Potential of vibrational spectroscopy for rapid and accurate determination of the hydrogen peroxide treatment of plant leaves.

Detection and characterization of interactions between crop plants and hydrogen peroxide (H2O2) is significant for the exploration of the mechanisms in plant pathology. The objective of this research is to estimate spectral characteristics of rapeseed leaves (Brassica napus L.) during treatment with different H2O2 concentrations (0, 0.5, 1.0, and 3.0 mmol/L) by using Raman spectroscopy (RS) (800-1800 cm-1) and hyperspectral imaging (HSI) (400-1000 nm). Cluster analysis of RS and HSI data between the control and treated samples was conducted using kernel principal component analysis (KPCA) and principal component analysis (PCA), respectively. Characteristic Raman shifts at 1012, 1163, and 1530 cm-1 and hyperspectral featured wavelengths at 452, 558, 655, and 703 nm were selected for discriminating control and treated samples.
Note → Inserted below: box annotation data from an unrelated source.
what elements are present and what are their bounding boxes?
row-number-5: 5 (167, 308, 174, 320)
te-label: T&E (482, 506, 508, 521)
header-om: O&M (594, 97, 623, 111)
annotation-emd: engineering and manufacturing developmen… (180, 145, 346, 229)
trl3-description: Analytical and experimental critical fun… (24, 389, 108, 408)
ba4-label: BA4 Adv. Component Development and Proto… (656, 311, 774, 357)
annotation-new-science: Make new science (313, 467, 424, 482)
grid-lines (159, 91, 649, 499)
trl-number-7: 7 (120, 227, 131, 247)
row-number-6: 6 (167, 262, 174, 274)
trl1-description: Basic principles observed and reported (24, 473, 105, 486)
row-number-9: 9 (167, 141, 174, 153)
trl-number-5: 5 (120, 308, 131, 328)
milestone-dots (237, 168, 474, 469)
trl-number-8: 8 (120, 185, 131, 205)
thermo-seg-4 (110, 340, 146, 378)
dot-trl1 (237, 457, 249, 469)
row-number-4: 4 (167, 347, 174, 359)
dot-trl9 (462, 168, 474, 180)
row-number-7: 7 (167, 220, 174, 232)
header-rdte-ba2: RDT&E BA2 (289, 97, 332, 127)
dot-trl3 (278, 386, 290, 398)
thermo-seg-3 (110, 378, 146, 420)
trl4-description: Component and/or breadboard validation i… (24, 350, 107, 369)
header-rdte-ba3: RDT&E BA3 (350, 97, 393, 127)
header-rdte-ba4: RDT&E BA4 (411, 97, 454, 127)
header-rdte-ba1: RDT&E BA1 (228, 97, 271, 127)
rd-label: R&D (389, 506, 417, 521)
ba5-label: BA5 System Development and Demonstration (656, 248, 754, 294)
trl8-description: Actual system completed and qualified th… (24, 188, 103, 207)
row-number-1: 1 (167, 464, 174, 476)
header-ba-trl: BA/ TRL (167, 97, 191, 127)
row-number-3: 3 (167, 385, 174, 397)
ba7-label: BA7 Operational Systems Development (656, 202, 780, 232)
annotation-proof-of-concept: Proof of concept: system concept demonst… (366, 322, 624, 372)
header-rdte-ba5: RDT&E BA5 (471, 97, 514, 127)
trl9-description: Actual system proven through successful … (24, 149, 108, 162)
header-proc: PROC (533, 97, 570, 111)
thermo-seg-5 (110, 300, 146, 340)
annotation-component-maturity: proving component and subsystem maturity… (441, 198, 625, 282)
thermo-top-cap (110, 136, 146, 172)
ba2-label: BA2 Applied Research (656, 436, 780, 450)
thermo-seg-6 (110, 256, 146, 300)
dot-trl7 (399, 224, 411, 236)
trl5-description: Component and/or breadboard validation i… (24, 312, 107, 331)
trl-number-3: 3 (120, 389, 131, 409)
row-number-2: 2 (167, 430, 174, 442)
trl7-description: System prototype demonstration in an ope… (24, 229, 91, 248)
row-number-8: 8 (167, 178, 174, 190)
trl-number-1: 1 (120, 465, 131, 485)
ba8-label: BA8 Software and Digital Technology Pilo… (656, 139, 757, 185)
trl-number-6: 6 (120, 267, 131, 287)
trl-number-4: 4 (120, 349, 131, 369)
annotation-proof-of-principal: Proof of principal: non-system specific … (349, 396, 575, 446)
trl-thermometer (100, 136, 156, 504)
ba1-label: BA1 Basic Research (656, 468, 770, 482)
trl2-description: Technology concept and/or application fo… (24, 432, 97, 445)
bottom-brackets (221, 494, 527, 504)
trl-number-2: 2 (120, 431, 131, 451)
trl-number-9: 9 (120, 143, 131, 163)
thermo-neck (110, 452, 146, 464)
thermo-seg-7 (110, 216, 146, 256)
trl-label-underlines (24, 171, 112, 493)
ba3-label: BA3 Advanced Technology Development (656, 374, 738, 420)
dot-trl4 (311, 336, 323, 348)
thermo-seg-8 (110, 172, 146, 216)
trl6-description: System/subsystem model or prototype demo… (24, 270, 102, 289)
The one-way analysis of variance (ANOVA) was applied to demonstrate the significant difference in spectral signatures of samples, and results showed that 452 nm is promising to assess the control and treated samples at the p < 0.05 level. The featured Raman shifts and hyperspectral wavelengths were employed to establish least squares-support vector machine (LS-SVM) discriminative models. The approach of multiple-level data fusion of 1163 cm-1 combined with 452 nm produced the best recognize rate (RR) of 81.7% to detect the control and treated leaves than other models. Therefore, the results encouraged multiple sensor fusion to improve models for better model performance and to detect plant treatment situations with H2O2 solutions.